We have two orange tabbies, both from the same litter. Mama cat gave birth to a litter in the industrial park where I work, and kept moving the kittens around. At one point, she left one of the orange tabbies behind. We waited for her to come back for it, but she never did. When the little guy looked like he wasn’t going to last much longer, I took him in. He was a bit too young to be separated from his mama, but at that point it was either I take him in or we take his corpse out to the dumpster soon. When the other kittens got a little older, we snatched them up as well, because the last thing that Baltimore needs is more stray cats running around. A friend and co-worker took one of them, and I took two, one for another friend who wanted one, and another orange tabby that we were planning on finding a home for. We weren’t planning on keeping him, but then my kids fell in love with him, and we ended up not trying to find a home for him and kept him.

The first cat is my little buddy, possibly because I rescued him from near-death. He’s very friendly, and likes to sit near me and lays near me when I sleep. He sucks on blankets and kneads me, both typical behaviors for a cat who was separated from mama cat too early.

The other one we named Courage, for Courage the Cowardly Cat (Courage the Cowardly Kitten when he was little). I would not describe him as friendly, though he can be once in a while. Mostly, he’s just skittish.
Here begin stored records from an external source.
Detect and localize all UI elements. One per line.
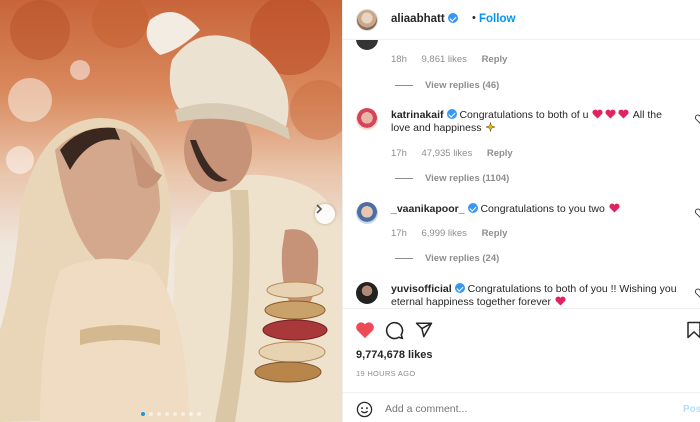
comment-time[interactable]: 17h bbox=[391, 148, 407, 159]
author-username[interactable]: aliaabhatt bbox=[391, 13, 458, 25]
add-comment-bar: Post bbox=[343, 392, 700, 422]
commenter-avatar[interactable] bbox=[356, 108, 378, 130]
carousel-dot bbox=[165, 412, 169, 416]
carousel-dot bbox=[189, 412, 193, 416]
comment-meta: 17h 6,999 likes Reply bbox=[391, 228, 519, 239]
red-heart-emoji-icon bbox=[555, 296, 566, 306]
post-photo[interactable] bbox=[0, 0, 342, 422]
smiley-icon[interactable] bbox=[356, 401, 373, 418]
comment-meta: 17h 47,935 likes Reply bbox=[391, 148, 525, 159]
comment-icon[interactable] bbox=[385, 321, 404, 340]
commenter-username[interactable]: yuvisofficial bbox=[391, 283, 452, 295]
carousel-dot bbox=[141, 412, 145, 416]
verified-badge-icon bbox=[467, 203, 478, 213]
share-icon[interactable] bbox=[415, 321, 433, 339]
carousel-next-button[interactable] bbox=[315, 204, 335, 224]
comment-meta: 18h 9,861 likes Reply bbox=[391, 54, 519, 65]
comments-list[interactable]: 18h 9,861 likes Reply View replies (46) … bbox=[343, 40, 700, 308]
red-heart-emoji-icon bbox=[618, 109, 629, 119]
author-avatar[interactable] bbox=[356, 9, 378, 31]
follow-button[interactable]: Follow bbox=[479, 13, 515, 25]
wedding-photo-illustration bbox=[0, 0, 342, 422]
carousel-dot bbox=[181, 412, 185, 416]
reply-button[interactable]: Reply bbox=[487, 148, 513, 159]
commenter-avatar[interactable] bbox=[356, 40, 378, 50]
verified-badge-icon bbox=[447, 13, 458, 23]
view-replies-button[interactable]: View replies (46) bbox=[395, 80, 499, 91]
post-timestamp[interactable]: 19 HOURS AGO bbox=[356, 369, 415, 378]
carousel-indicator bbox=[0, 412, 342, 416]
author-name[interactable]: aliaabhatt bbox=[391, 13, 445, 25]
comment-likes[interactable]: 47,935 likes bbox=[422, 148, 473, 159]
red-heart-emoji-icon bbox=[605, 109, 616, 119]
comment-body: yuvisofficial Congratulations to both of… bbox=[391, 283, 681, 308]
comment-input[interactable] bbox=[385, 403, 655, 415]
comment-likes[interactable]: 6,999 likes bbox=[422, 228, 467, 239]
comment-text: Congratulations to you two bbox=[480, 203, 605, 215]
comment-time[interactable]: 17h bbox=[391, 228, 407, 239]
commenter-username[interactable]: katrinakaif bbox=[391, 109, 444, 121]
post-side-panel: aliaabhatt • Follow 18h 9,861 likes Repl… bbox=[342, 0, 700, 422]
carousel-dot bbox=[157, 412, 161, 416]
carousel-dot bbox=[173, 412, 177, 416]
header-separator: • bbox=[472, 12, 476, 24]
post-comment-button[interactable]: Post bbox=[683, 404, 700, 415]
verified-badge-icon bbox=[446, 109, 457, 119]
heart-filled-icon[interactable] bbox=[355, 321, 375, 339]
verified-badge-icon bbox=[454, 283, 465, 293]
reply-button[interactable]: Reply bbox=[482, 54, 508, 65]
comment-like-icon[interactable] bbox=[695, 114, 700, 124]
red-heart-emoji-icon bbox=[592, 109, 603, 119]
comment-like-icon[interactable] bbox=[695, 208, 700, 218]
likes-count[interactable]: 9,774,678 likes bbox=[356, 349, 432, 361]
chevron-right-icon bbox=[316, 204, 323, 214]
comment-time[interactable]: 18h bbox=[391, 54, 407, 65]
comment-text: Congratulations to both of u bbox=[459, 109, 589, 121]
bookmark-icon[interactable] bbox=[686, 321, 700, 339]
comment-body: _vaanikapoor_ Congratulations to you two bbox=[391, 203, 681, 216]
commenter-username[interactable]: _vaanikapoor_ bbox=[391, 203, 465, 215]
sparkle-emoji-icon bbox=[485, 122, 497, 132]
comment-likes[interactable]: 9,861 likes bbox=[422, 54, 467, 65]
view-replies-button[interactable]: View replies (1104) bbox=[395, 173, 509, 184]
post-header: aliaabhatt • Follow bbox=[343, 0, 700, 40]
commenter-avatar[interactable] bbox=[356, 202, 378, 224]
carousel-dot bbox=[149, 412, 153, 416]
reply-button[interactable]: Reply bbox=[482, 228, 508, 239]
view-replies-button[interactable]: View replies (24) bbox=[395, 253, 499, 264]
post-actions bbox=[343, 308, 700, 348]
commenter-avatar[interactable] bbox=[356, 282, 378, 304]
carousel-dot bbox=[197, 412, 201, 416]
comment-like-icon[interactable] bbox=[695, 288, 700, 298]
comment-body: katrinakaif Congratulations to both of u… bbox=[391, 109, 681, 135]
red-heart-emoji-icon bbox=[609, 203, 620, 213]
He startles easily and doesn’t like commotion.

Anyway, the plural of anecdote isn’t data, but there’s two examples of orange tabbies for you.
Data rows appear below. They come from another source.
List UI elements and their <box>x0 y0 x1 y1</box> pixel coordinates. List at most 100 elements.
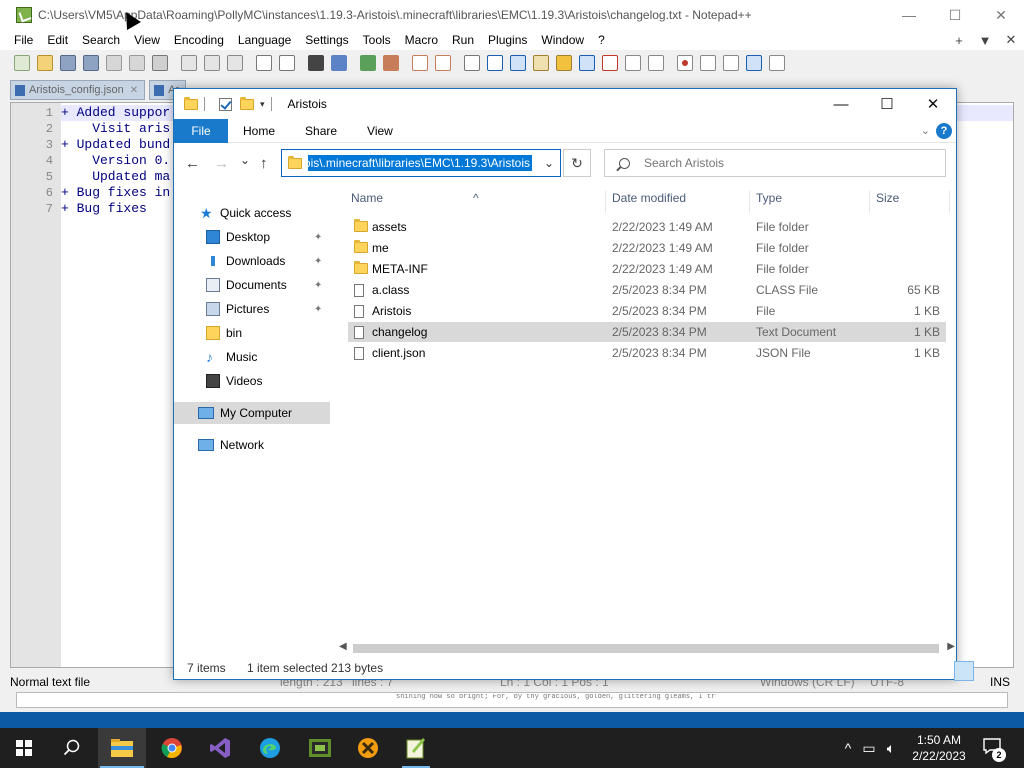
undo-icon[interactable] <box>256 55 272 71</box>
redo-icon[interactable] <box>279 55 295 71</box>
nav-documents[interactable]: Documents ✦ <box>206 274 322 296</box>
large-icons-view-icon[interactable] <box>954 661 974 681</box>
document-list-icon[interactable] <box>648 55 664 71</box>
search-button[interactable] <box>48 728 96 768</box>
status-insert-mode[interactable]: INS <box>990 675 1010 689</box>
npp-titlebar[interactable]: C:\Users\VM5\AppData\Roaming\PollyMC\ins… <box>0 0 1024 30</box>
file-row[interactable]: me 2/22/2023 1:49 AM File folder <box>348 238 946 258</box>
cut-icon[interactable] <box>181 55 197 71</box>
indent-guide-icon[interactable] <box>510 55 526 71</box>
horizontal-scrollbar[interactable]: ◀ ▶ <box>337 640 957 657</box>
column-date-modified[interactable]: Date modified <box>612 191 686 205</box>
nav-downloads[interactable]: Downloads ✦ <box>206 250 322 272</box>
customize-toolbar-chevron-icon[interactable]: ▾ <box>260 99 265 110</box>
start-button[interactable] <box>0 728 48 768</box>
pin-icon[interactable]: ✦ <box>314 304 322 315</box>
taskbar-pollymc[interactable] <box>296 728 344 768</box>
nav-videos[interactable]: Videos <box>206 370 262 392</box>
menu-file[interactable]: File <box>0 33 40 47</box>
zoom-out-icon[interactable] <box>383 55 399 71</box>
menu-window[interactable]: Window <box>534 33 591 47</box>
sync-vertical-icon[interactable] <box>412 55 428 71</box>
npp-maximize-button[interactable]: ☐ <box>932 0 978 30</box>
new-file-icon[interactable] <box>14 55 30 71</box>
print-icon[interactable] <box>152 55 168 71</box>
search-input[interactable] <box>644 156 924 170</box>
system-clock[interactable]: 1:50 AM 2/22/2023 <box>904 732 974 764</box>
nav-network[interactable]: Network <box>198 434 264 456</box>
scroll-thumb[interactable] <box>353 644 939 653</box>
play-macro-icon[interactable] <box>723 55 739 71</box>
address-history-chevron-icon[interactable]: ⌄ <box>544 156 554 170</box>
menu-help[interactable]: ? <box>591 33 612 47</box>
taskbar-visual-studio[interactable] <box>196 728 244 768</box>
nav-desktop[interactable]: Desktop ✦ <box>206 226 322 248</box>
save-all-icon[interactable] <box>83 55 99 71</box>
column-size[interactable]: Size <box>876 191 899 205</box>
taskbar-chrome[interactable] <box>148 728 196 768</box>
ribbon-tab-file[interactable]: File <box>174 118 228 143</box>
explorer-maximize-button[interactable]: ☐ <box>864 89 910 119</box>
function-list-icon[interactable] <box>579 55 595 71</box>
new-folder-icon[interactable] <box>240 96 254 110</box>
tab-close-icon[interactable]: ✕ <box>130 85 138 96</box>
find-icon[interactable] <box>308 55 324 71</box>
save-macro-icon[interactable] <box>769 55 785 71</box>
search-box[interactable] <box>604 149 946 177</box>
open-file-icon[interactable] <box>37 55 53 71</box>
nav-my-computer[interactable]: My Computer <box>174 402 330 424</box>
menu-language[interactable]: Language <box>231 33 298 47</box>
menu-tools[interactable]: Tools <box>356 33 398 47</box>
show-all-chars-icon[interactable] <box>487 55 503 71</box>
recent-locations-chevron-icon[interactable]: ⌄ <box>240 153 250 167</box>
menu-plugins[interactable]: Plugins <box>481 33 534 47</box>
taskbar-notepadpp[interactable] <box>392 728 440 768</box>
forward-arrow-icon[interactable]: → <box>214 155 229 172</box>
taskbar-file-explorer[interactable] <box>98 728 146 768</box>
nav-pictures[interactable]: Pictures ✦ <box>206 298 322 320</box>
menu-view[interactable]: View <box>127 33 167 47</box>
replace-icon[interactable] <box>331 55 347 71</box>
ribbon-tab-view[interactable]: View <box>352 124 408 138</box>
column-type[interactable]: Type <box>756 191 782 205</box>
volume-icon[interactable]: 🔈︎ <box>880 740 902 757</box>
properties-check-icon[interactable] <box>219 97 232 111</box>
close-all-icon[interactable] <box>129 55 145 71</box>
address-bar[interactable]: C:\Users\VM5\AppData\Roaming\PollyMC\ins… <box>281 149 561 177</box>
menu-settings[interactable]: Settings <box>298 33 355 47</box>
file-row[interactable]: client.json 2/5/2023 8:34 PM JSON File 1… <box>348 343 946 363</box>
file-row[interactable]: a.class 2/5/2023 8:34 PM CLASS File 65 K… <box>348 280 946 300</box>
close-document-button[interactable]: ✕ <box>998 32 1024 48</box>
menu-encoding[interactable]: Encoding <box>167 33 231 47</box>
help-icon[interactable]: ? <box>936 123 952 139</box>
nav-bin[interactable]: bin <box>206 322 242 344</box>
stop-macro-icon[interactable] <box>700 55 716 71</box>
network-icon[interactable]: ▭ <box>858 740 880 757</box>
pin-icon[interactable]: ✦ <box>314 280 322 291</box>
run-macro-multiple-icon[interactable] <box>746 55 762 71</box>
paste-icon[interactable] <box>227 55 243 71</box>
tab-aristois-config[interactable]: Aristois_config.json ✕ <box>10 80 146 100</box>
back-arrow-icon[interactable]: ← <box>185 155 200 172</box>
tray-overflow-chevron-icon[interactable]: ^ <box>838 740 858 756</box>
expand-ribbon-chevron-icon[interactable]: ⌄ <box>921 124 930 137</box>
menu-edit[interactable]: Edit <box>40 33 75 47</box>
file-row[interactable]: Aristois 2/5/2023 8:34 PM File 1 KB <box>348 301 946 321</box>
language-icon[interactable] <box>533 55 549 71</box>
tab-list-dropdown[interactable]: ▼ <box>972 33 998 48</box>
save-icon[interactable] <box>60 55 76 71</box>
ribbon-tab-home[interactable]: Home <box>228 124 290 138</box>
taskbar-edge[interactable] <box>246 728 294 768</box>
npp-minimize-button[interactable]: — <box>886 0 932 30</box>
address-path-selected[interactable]: C:\Users\VM5\AppData\Roaming\PollyMC\ins… <box>308 155 532 171</box>
scroll-right-arrow-icon[interactable]: ▶ <box>947 641 955 652</box>
copy-icon[interactable] <box>204 55 220 71</box>
file-row[interactable]: assets 2/22/2023 1:49 AM File folder <box>348 217 946 237</box>
menu-search[interactable]: Search <box>75 33 127 47</box>
word-wrap-icon[interactable] <box>464 55 480 71</box>
up-arrow-icon[interactable]: ↑ <box>260 155 268 172</box>
pin-icon[interactable]: ✦ <box>314 232 322 243</box>
nav-quick-access[interactable]: ★ Quick access <box>200 202 291 224</box>
refresh-icon[interactable]: ↻ <box>563 149 591 177</box>
nav-music[interactable]: ♪ Music <box>206 346 257 368</box>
Also, here’s a link to a previous IMHO thread:

And since this is GQ, I went googling and found this, which is from one of those “ask a vet” type sites (dates to 2012):

This is a pretty long article, and has lots of good info, and points out that people expect cats to conform to stereotypes based on their colors and markings, and tend to approach cats differently as a result. The cats sense the difference, and therefore end up behaving differently, thus “confirming” the stereotype.

http://messybeast.com/colour-tempment.htm

Don’t be so fast to judge a cat by its color, study warns

Our indoor cat watches the world go by from our windows. She enjoys watching squirrels and birds and even a nice visiting gray & white cat. There was an orange one that would come around and she would fly into a fury when she saw him(?). Charging from window to window following him around, yowling and flailing at the glass.

As far as anecdotes go, my late black n’ white tom, the most laid-back, lapdog cat I’ve ever seen, had two neighboring cats (all three would go outdoors). My cat would act very aggressive towards one, a small, timid black cat and be BFF with the other, a big ginger tom that was friendly with us humans, as well.